Gambar 2.11. Mekanisme Persarafan Simpatis Terhadap Respon Stres. (Guyton, 2007)

2.4. Cold Pressor Test (CPT)

  Cold Pressor Test (CPT) merupakan uji yang hasilnya dapat

  digunakan untuk memprediksi apakah seseorang akan mengalami hipertensi di masa yang akan datang (Anadhofani dkk, 2012). CPT merupakan suatu tentang kardiovaskular dan stres. CPT berfungsi untuk memberikan paparan dingin dalam waktu singkat kepada subjek penelitian. Paparan dingin pada CPT adalah hasil penggabungan air dengan es batu sehingga diperoleh air dingin bersuhu sekitar 0 -4 C (Saab et al, 1993 ; Duncko et al, 2009).

  CPT pertama kali diperkenalkan oleh Hines dan Brown tahun 1932. Tes ini berdasarkan fakta bahwa dengan dicelupkannya tangan di dalam air yang dicampur dengan es batu akan menyebabkan meningkatnya tekanan darah. Penelitian ini dirancang untuk mengukur reaktifitas dari tekanan darah terhadap stimulus yang standar atau biasa (Garg et al, 2010).

  CPT dapat diberikan pada tiga bagian tubuh seperti tangan, dahi, dan kaki. CPT pada tangan dilakukan dengan cara merendam tangan ke air dingin. CPT pada dahi dilakukan dengan cara menempelkan kantongan plastik berisi air dingin pada dahi. CPT pada kaki dilakukan dengan cara merendam kaki ke air dingin (Saab et al, 1993).

  CPT juga bisa dilakukan dengan waktu yang berbeda-beda. Ada penelitian yang memberikan CPT selama 1 menit (Menkes et al, 1989). Ada juga peneliti yang memberikan CPT selama 100 detik (Saab et al, 1993).
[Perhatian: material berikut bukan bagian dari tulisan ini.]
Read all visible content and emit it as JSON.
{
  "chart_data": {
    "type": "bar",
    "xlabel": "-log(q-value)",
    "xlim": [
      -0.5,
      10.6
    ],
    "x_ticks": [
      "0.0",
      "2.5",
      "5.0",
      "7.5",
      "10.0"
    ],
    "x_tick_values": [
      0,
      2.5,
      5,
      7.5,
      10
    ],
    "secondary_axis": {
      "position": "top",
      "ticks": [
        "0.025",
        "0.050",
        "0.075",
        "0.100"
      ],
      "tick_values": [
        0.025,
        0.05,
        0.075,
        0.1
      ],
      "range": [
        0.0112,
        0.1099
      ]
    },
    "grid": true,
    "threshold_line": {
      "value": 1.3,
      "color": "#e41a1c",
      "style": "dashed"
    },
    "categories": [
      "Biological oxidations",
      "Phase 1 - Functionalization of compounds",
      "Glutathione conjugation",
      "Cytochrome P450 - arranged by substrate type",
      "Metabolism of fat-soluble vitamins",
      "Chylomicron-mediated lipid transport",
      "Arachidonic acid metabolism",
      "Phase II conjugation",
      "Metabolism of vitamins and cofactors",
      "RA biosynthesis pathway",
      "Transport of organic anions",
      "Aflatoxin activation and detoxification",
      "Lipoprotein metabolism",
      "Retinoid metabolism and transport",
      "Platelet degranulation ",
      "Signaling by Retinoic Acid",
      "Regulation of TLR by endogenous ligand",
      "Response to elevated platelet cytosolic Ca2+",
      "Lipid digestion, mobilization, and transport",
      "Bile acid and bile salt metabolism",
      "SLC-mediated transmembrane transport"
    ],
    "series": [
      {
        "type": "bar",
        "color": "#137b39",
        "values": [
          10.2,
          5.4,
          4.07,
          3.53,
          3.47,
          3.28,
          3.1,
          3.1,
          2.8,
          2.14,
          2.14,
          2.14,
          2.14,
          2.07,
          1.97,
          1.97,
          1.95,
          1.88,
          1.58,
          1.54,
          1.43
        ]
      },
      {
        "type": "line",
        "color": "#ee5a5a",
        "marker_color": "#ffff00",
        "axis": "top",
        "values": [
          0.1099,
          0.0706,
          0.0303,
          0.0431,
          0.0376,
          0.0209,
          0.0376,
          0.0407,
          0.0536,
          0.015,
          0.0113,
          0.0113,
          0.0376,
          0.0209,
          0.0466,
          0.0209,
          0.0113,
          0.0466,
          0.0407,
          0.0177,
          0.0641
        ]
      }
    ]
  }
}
CPT juga dapat diberikan selama 3 menit terhadap subjek penelitian (Duncan et al , 1995).

2.5.Pengaruh Sistem Saraf Otonom Terhadap Tekanan Darah

  Bagian sistem saraf yang mengatur kebanyakan fungsi viseral tubuh disebut sistem saraf otonom. Sistem saraf otonom terutama diaktifkan oleh pusat-pusat yang terletak di medula spinalis, batang otak, dan hipotalamus. Juga, bagian korteks serebri, khususnya korteks limbik, dapat menghantarkan sinyal ke pusat-pusat yang lebih rendah sehingga dengan demikian mempengaruhi pengaturan otonom. Penjalaran sinyal otonomik eferen ke berbagai organ di seluruh tubuh dapat dibagi dalam dua subdivisi utama yang disebut sistem saraf simpatis dan sistem saraf parasimpatis. Serabut saraf simpatis dan parasimpatis terutama menyekresikan salah satu Serabut-serabut yang menyekresikan asetilkolin disebut serabut kolinergik. Sedangkan serabut saraf yang menyekresikan neurotransmitter norepinefrin disebut serabut adrenergik, suatu istilah yang berasal dari kata adrenalin, dan merupakan nama lain dari epinefrin. Asetilkolin disebut neurotransmitter parasimpatis, dan norepinefrin disebut juga sebagai neurotransmitter simpatis. Terdapat dua jenis reseptor utama adrenergik di tubuh, yaitu yang terdiri dari reseptor alfa dan reseptor beta. Norepinefrin dan epinefrin disekresikan ke dalam darah oleh medula adrenal, dan efek dari perangsangannya pada organ spesifik seperti pembuluh darah dan jantung adalah terjadinya vasokonstriksi dari pembuluh darah perifer yang nantinya akan meningkatkan tahanan perifer. Dengan meningkatnya tahanan pembuluh darah perifer, maka meningkat juga tekanan darah di dalam tubuh, dikarenakan tekanan darah dipengaruhi oleh dua faktor utama, yaitu

  cardiac output (curah jantung) dan total peripheral resistance (tahanan perifer pembuluh darah) (Guyton, 2007).